L’affect est un état émotionnel intense et de courte durée au cours duquel une personne perd temporairement le contrôle de ses pensées et de ses actions. Il survient en réaction à un stress aigu, à la peur, à la colère, à la douleur ou à un événement inattendu qui dépasse le cadre de l’expérience habituelle.
Lors d’un épisode affectif, la tension émotionnelle atteint son apogée : une forte décharge d’adrénaline se produit, le rythme cardiaque s’accélère, l’attention se rétrécit et la pensée rationnelle s’affaiblit temporairement.
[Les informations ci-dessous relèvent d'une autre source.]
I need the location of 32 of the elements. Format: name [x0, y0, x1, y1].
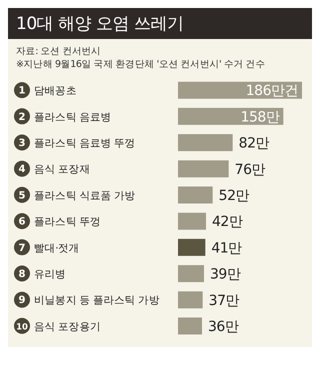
data-label: 37만	[208, 292, 240, 309]
chart-title: 10대 해양 오염 쓰레기	[8, 8, 312, 39]
data-label: 36만	[208, 319, 239, 336]
data-label: 186만건	[246, 83, 298, 100]
data-label: 82만	[238, 136, 270, 152]
y-tick-label: 6 플라스틱 뚜껑	[18, 216, 101, 228]
y-tick-label: 2 플라스틱 음료병	[18, 111, 112, 124]
bar	[178, 186, 213, 204]
bar	[178, 291, 203, 308]
bar	[178, 318, 202, 335]
y-tick-label: 4 음식 포장재	[18, 164, 90, 176]
text: ※지난해 9월16일 국제 환경단체 '오션 컨서번시' 수거 건수	[16, 58, 266, 71]
y-tick-label: 7 빨대·젓개	[18, 242, 80, 254]
y-tick-label: 8 유리병	[18, 268, 66, 280]
bar	[178, 238, 206, 256]
data-label: 41만	[211, 240, 242, 256]
bar	[178, 160, 229, 178]
data-label: 39만	[210, 266, 241, 283]
y-tick-label: 5 플라스틱 식료품 가방	[18, 190, 136, 202]
data-label: 158만	[240, 109, 280, 126]
bar	[178, 265, 204, 282]
bar	[178, 212, 206, 230]
data-label: 52만	[218, 188, 250, 204]
data-label: 76만	[234, 162, 266, 178]
y-tick-label: 1 담배꽁초	[18, 85, 77, 98]
y-tick-label: 9 비닐봉지 등 플라스틱 가방	[18, 294, 160, 307]
bar	[178, 134, 233, 152]
y-tick-label: 3 플라스틱 음료병 뚜껑	[18, 138, 136, 150]
y-tick-label: 10 음식 포장용기	[16, 320, 101, 333]
data-label: 42만	[212, 214, 243, 230]
text: 자료: 오션 컨서번시	[16, 45, 102, 58]
bar	[178, 108, 284, 125]
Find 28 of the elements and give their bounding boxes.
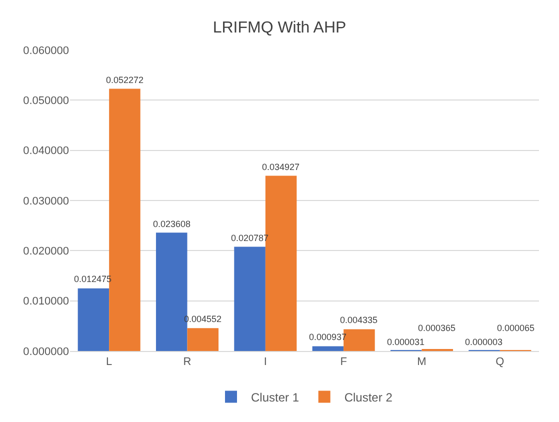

Dans cet état, la personne peut agir de façon impulsive sans être pleinement consciente des conséquences de ses actes.
Comment se manifeste l’affect
L’affect peut se manifester de différentes manières : par des cris, des pleurs, une activité physique intense ou, au contraire, un blocage total. Après cet épisode, la personne se sent souvent épuisée, honteuse ou confuse et se souvient mal des détails de ce qui s’est passé. Cela s’explique par le fait qu’au moment du pic émotionnel, le cortex cérébral — responsable du contrôle et de l’analyse — se « désactive » temporairement.
Physiologie et psychologie de l’affect
Sur le plan physiologique, l’affect est une réaction de défense du système nerveux visant à fournir une réponse immédiate face à une menace. D’un point de vue psychologique, il marque les limites de la stabilité émotionnelle d’une personne. Les individus soumis à un stress chronique ou ayant des difficultés à exprimer leurs émotions sont plus susceptibles de connaître des accès affectifs soudains.
Exemple : Un parent voyant son enfant courir sur la route peut, dans un état d’affect, le saisir brusquement et crier. Cette réaction ne découle pas de la colère mais de la peur et du choc. Plus tard, la personne peut regretter sa brusquerie, mais sur le moment, elle a agi instinctivement pour protéger l’enfant.
En psychologie judiciaire, le terme « affect » désigne un état dans lequel une personne agit sous l’influence d’émotions fortes, perdant temporairement sa capacité de jugement critique. Cet état peut parfois être pris en compte comme circonstance atténuante, mais uniquement s’il est confirmé par une expertise.
« L’affect est le moment où les émotions prennent le contrôle de la raison. Il ne s’agit pas d’éviter les sentiments, mais d’apprendre à reconnaître le moment où ils commencent à nous dominer. » — Karen Horney
Pourquoi c’est important : comprendre la nature de l’affect aide à reconnaître ses propres limites émotionnelles et à développer l’autorégulation. La capacité à s’arrêter, à faire une pause et à prendre conscience de son état émotionnel réduit le risque de décisions impulsives et renforce le bien-être psychologique.